In response to the findings, the board issued a total of more than two dozen recommendations to both the DOC and Correctional Health Services. The board asked the DOC to create a firm action plan regarding how to address interpersonal conflict in units housing transgender individuals, articulate all medical information to proper officials, ensure that guards make rounds every 15 minutes, and more.

“The Board takes seriously its obligation to thoroughly examine deaths in custody to identify systemic failures where they exist and make recommendations concerning DOC and CHS policies and practices,” the board wrote in conclusion. “It is our hope that DOC, CHS, and the public can learn from our review of Ms. Polanco’s death, and that the agencies will implement our recommendations to address systemic issues and prevent future deaths.”

David Shanies, an attorney who has represented Polanco’s family since her death and is spearheading a federal civil rights lawsuit on behalf of the family, said on Twitter that the report “lays bare the many ways our city’s jail system failed Layleen and killed her.”

“Treat trans women as women,” Shanies wrote. “Don’t put sick people in solitary. Don’t ignore your prisoners and laugh at their dead bodies.
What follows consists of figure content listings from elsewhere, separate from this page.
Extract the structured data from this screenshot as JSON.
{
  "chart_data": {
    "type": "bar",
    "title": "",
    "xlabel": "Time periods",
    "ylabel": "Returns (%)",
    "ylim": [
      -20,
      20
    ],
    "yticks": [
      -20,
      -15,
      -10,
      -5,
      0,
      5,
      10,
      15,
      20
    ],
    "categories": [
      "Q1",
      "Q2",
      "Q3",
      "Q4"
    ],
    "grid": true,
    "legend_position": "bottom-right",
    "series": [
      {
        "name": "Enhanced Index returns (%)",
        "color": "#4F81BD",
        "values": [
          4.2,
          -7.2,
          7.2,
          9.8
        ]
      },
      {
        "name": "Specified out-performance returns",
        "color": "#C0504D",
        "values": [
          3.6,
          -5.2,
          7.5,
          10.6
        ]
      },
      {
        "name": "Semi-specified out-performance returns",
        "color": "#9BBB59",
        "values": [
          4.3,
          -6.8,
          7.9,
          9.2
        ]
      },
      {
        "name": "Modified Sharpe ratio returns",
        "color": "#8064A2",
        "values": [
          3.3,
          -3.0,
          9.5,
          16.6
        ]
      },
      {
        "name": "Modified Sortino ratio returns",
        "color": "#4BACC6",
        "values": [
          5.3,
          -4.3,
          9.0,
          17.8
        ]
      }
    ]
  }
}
We hope this will spark much-needed change.”

In addition to de Blasio, Brann, Warren, and Ocasio-Cortez, other city leaders also reacted with anger to the findings laid out in the report. Public Advocate Jumaane Williams said that while the report outlined necessary changes for the future, it did not provide justice for Polanco.

“Layleen Planco deserved justice,” Williams said in a written statement. “She deserved respect. She deserved to live. All of that was taken from her. The Board’s report shows negligence, abuse, and blatant disregard for policy, but we need true accountability. I am glad that the Board of Correction recognizes that the system that killed Layleen Polanco… a system that could allow her to lose her life, alone, is one that needs to be transformed.

Williams continued, “I believe it needs to be upended. The Department of Corrections and Correctional Health Services should adopt these common sense recommendations, but that alone is not enough. It is past time that we abolish solitary confinement in New York City once and for all.”

The report was released just weeks after Bronx District Attorney Darcel Clark completed a six-month probe into Polanco’s death and concluded that she would not pursue criminal charges. Clark deadnamed Polanco in that release and only apologized after she was bombarded with criticism.